Written by: Edward MoyaOanda

Markets officially entered holiday as trading volumes remain very thin and as Wall Street prepares to take the rest of the week off.  The Santa rally started Monday and if it delivers its typical holiday rally, could produce a 1.3% gain over the next seven trading days.  Trading today will unlikely produce any meaningful moves with both the stock market closing early at 1pm and bond trading at 2pm.

This holiday period should be rather calm as trade updates appear very constructive as we near the finalization of the phase-one trade deal next month.  The reason we won’t see a repeat of last year’s collapse is because there are no fears of any of the major central banks tightening policy anytime soon.

The playbook for 2020 will be for stocks to rise higher as markets firmly believe the Fed will be on hold, credit markets are healthy, the consumer is strong and some of the key headwinds in 2019 are becoming tailwinds.

The S&P 500 index could target $3,400 next year, but likely begin to falter post 2020 election as recession risks begin to surface.  The first half of the year should be filled with a ton of optimism with a global rebound in manufacturing that will see a broader rally that should also seeing the dollar continue to weaken.
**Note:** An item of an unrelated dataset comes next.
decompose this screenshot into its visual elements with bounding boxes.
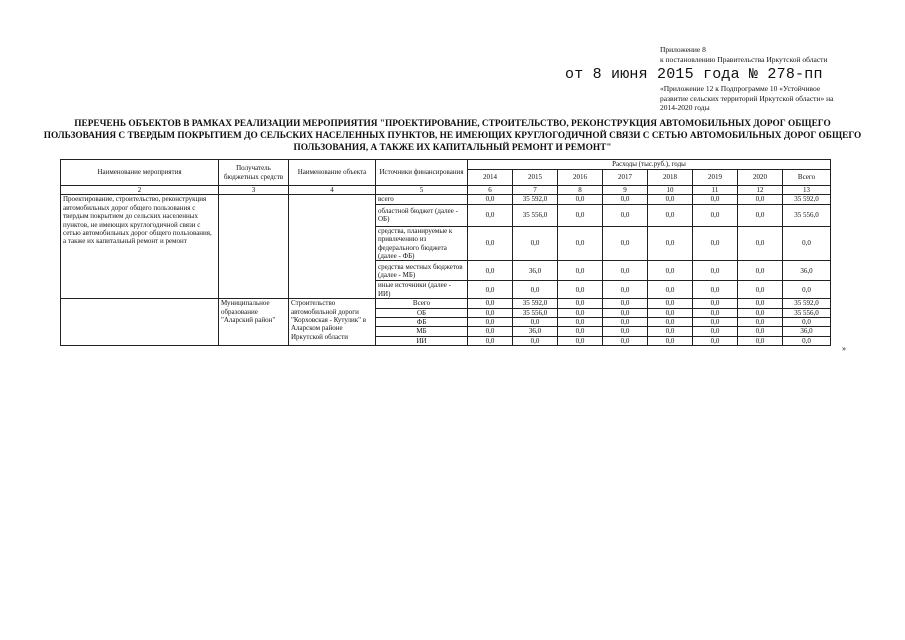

We have not seen a GDP recession this year and chances are we won’t in 2020, but a profits recession will hurt the corporate sectors cash flow, which is already heavily leveraged.

Oil

Both WTI and Brent prices are entering holiday mode holding above $60 and $65 respectively.  News has been slow on the oil front with some focus falling on the new accord between Saudi Arabia and Kuwait that could bring 500,000 barrels per day to the market.  Non-OPEC production is also getting more attention as Guyana ramps up their production and will possibly produce 750,000 barrels per day by 2025.

The consensus in 2020 for oil prices is rather mixed, with a slight lean towards the downside.  Oil prices will be weighed upon rising global crude stockpiles next year, but improving demand that will stem softer trade tensions, a falling US dollar, and considerable geopolitical risks should keep prices rising higher in 2020.

Gold

Gold is sneakily turning bullish as we approach year end.  Gold has withstood a wrath of trade optimism that has made many investors question the need for safe-havens.  The 2020 outlook for gold is starting to look very bullish as strong central bank demand is firmly in place, the dollar could continuing falling in the first half of the year, the Fed is on hold and the next move is still likely to be further accommodation as deflationary pressures seem likely to return, and we will unlikely see a broader trade deal between the world’s two largest economies until after the 2020 Presidential election.